The film covers the breadth of Congressman John Lewis’ career of activism — from leading sit-ins in Nashville to desegregate lunch counters, to risking his life in the Freedom Rides, to his long career of public service representing the state of Georgia’s fifth congressional district. As a young leader within the Student Nonviolent Coordinating Committee (SNCC), Lewis and other activists were offered the chance to pay a $50 fee or go to jail for a month. They chose jail because they believed in the power of redemptive suffering to change hearts and minds. The film also captures the brutal moment in which Lewis nearly lost his life leading marchers across the Edmund Pettus Bridge on what has now become known as Bloody Sunday. Lewis’ concussion helped to awaken the conscience of the nation in support of voting rights. President Lyndon Johnson soon afterward addressed all of Congress, quoting for the first time the iconic words of the movement that “we shall overcome.” The film also shows John Lewis’ remarks at the March on Washington, which continue to feel relevant today, saying “we are involved in a serious social revolution … Wake up America, we will not stop and we cannot be patient.”

But it’s John Lewis’ pivotal role in helping to pass the Voting Rights Act of 1965 and the ongoing crisis of voter suppression that rightfully takes center stage in the film. Voter suppression is like a mutated gene that continues to evolve into ever more sophisticated and insidious forms. As Lewis says in the film, there are forces today that are trying to take us back to another dark period. The poll taxes, literacy tests, and outright violence of the 1950s and 1960s has been replaced today by the rise of strict voter ID laws, purges of voter rolls, curtailment of early voting, last-minute moving and closing of polling sites in communities of color, and many more voter suppression tactics. These tactics have marred, and even determined, far too many races in recent elections, including in 2016. As Lewis rightfully points out, “the vote is still the most powerful nonviolent tool we have in a democracy.” The film is a perfect steroid to bolster ongoing efforts to combat voter suppression, including through Sojourners and the National African American Clergy Network’s initiative Lawyers and Collars and Turnout Sunday.

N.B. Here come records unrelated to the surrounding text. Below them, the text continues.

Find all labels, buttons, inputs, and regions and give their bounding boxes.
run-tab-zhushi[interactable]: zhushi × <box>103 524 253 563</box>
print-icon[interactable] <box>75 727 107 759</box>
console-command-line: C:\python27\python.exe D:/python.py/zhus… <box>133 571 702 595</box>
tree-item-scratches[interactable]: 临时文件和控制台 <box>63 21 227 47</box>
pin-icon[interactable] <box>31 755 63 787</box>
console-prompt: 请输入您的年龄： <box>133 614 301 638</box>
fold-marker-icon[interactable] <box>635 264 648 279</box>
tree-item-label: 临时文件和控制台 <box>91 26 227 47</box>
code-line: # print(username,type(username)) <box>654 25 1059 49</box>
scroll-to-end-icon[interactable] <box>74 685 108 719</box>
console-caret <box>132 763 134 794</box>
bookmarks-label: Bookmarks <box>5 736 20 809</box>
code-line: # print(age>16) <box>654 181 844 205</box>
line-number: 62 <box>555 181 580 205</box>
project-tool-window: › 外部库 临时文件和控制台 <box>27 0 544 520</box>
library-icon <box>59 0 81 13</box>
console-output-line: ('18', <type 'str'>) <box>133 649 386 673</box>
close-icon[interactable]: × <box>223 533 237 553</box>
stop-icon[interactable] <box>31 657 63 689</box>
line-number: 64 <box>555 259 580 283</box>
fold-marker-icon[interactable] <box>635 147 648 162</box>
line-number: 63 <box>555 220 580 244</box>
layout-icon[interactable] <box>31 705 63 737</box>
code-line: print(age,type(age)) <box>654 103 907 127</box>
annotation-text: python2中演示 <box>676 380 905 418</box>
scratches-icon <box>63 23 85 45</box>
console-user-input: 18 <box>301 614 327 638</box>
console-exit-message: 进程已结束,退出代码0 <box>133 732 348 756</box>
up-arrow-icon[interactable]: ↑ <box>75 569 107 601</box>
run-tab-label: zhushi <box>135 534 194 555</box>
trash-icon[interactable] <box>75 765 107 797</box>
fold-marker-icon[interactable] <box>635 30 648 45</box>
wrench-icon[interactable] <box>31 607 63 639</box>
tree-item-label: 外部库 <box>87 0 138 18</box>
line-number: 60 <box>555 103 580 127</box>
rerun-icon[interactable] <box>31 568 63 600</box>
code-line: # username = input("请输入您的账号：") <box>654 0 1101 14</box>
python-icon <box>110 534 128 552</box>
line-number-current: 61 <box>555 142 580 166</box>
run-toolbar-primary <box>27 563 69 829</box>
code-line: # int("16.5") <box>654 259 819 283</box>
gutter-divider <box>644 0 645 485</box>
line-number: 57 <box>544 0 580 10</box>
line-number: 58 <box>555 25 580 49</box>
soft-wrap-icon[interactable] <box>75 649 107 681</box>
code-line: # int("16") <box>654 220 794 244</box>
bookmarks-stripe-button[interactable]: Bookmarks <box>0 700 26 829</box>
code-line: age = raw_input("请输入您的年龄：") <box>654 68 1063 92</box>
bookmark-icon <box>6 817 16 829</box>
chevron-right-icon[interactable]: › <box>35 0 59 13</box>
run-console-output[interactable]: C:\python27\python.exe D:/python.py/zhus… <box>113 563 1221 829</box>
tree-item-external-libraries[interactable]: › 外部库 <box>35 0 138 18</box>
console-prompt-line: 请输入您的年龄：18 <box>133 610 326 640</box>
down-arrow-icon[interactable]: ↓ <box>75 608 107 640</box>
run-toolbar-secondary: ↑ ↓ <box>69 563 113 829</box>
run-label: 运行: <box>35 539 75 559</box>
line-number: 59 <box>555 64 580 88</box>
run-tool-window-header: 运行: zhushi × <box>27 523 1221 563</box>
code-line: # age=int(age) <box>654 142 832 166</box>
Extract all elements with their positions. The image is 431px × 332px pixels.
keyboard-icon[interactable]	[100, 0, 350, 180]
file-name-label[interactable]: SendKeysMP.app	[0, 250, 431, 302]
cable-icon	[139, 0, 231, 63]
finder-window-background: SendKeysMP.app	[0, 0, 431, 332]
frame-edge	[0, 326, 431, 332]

Congressman Lewis’ philosophy is very simple: “When you see something that isn’t right, that’s unjust, say something, do something.” Now is the time to join Lewis in his lifelong commitment to speak up and get into what he constantly refers to as “good trouble.” Ensuring a free, fair, and safe election is one of the most immediate examples of necessary trouble.

The movie ends with Congressman Lewis’s hopeful words that, “We will create the beloved community, we will redeem the soul of America … I still believe we shall overcome.” My hope is that this film and our responses to it will help make this so.